Moreno and Warren Back Bill Lifting Payroll Tax Cap for Social Security
Summary
An unlikely pairing of Republican Sen. Bernie Moreno and Democratic Sen. Elizabeth Warren has produced a joint proposal to shore up Social Security by eliminating the cap on payroll taxes. Right now, workers only pay the 6.2 percent Social Security payroll tax on income up to $176,100; everything above that is exempt. Removing the ceiling would mean high earners pay the tax on every dollar they make, generating a significant new revenue stream. The political novelty of a Moreno-Warren collaboration is real, but the policy debate is sharper than the handshake photo suggests. Critics on the right and in libertarian circles argue the math doesn't hold up over the long run: a flood of new payroll tax revenue would eventually trigger higher benefit payouts for those same high-income earners, since Social Security benefits are tied to lifetime earnings.

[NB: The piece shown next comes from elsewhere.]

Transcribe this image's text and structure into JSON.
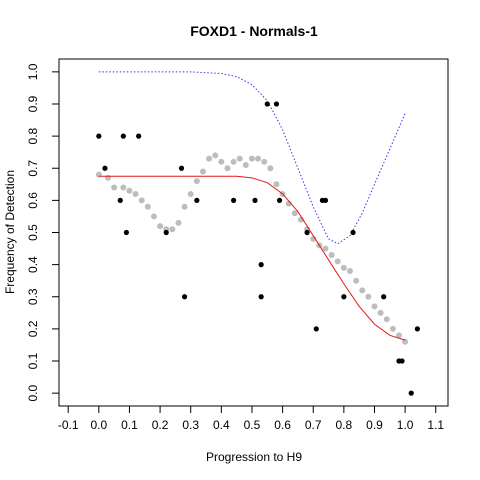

That dynamic, they say, makes the apparent windfall smaller than it looks, and possibly self-defeating over a 75-year actuarial window. Social Security's trust fund is projected to face shortfalls within roughly a decade, which has focused congressional attention on fixes ranging from benefit cuts to tax increases. The Moreno-Warren approach is one of the most aggressive revenue-side options on the table, and the fact that it has a Republican co-sponsor makes it politically notable even if its fiscal durability remains in dispute.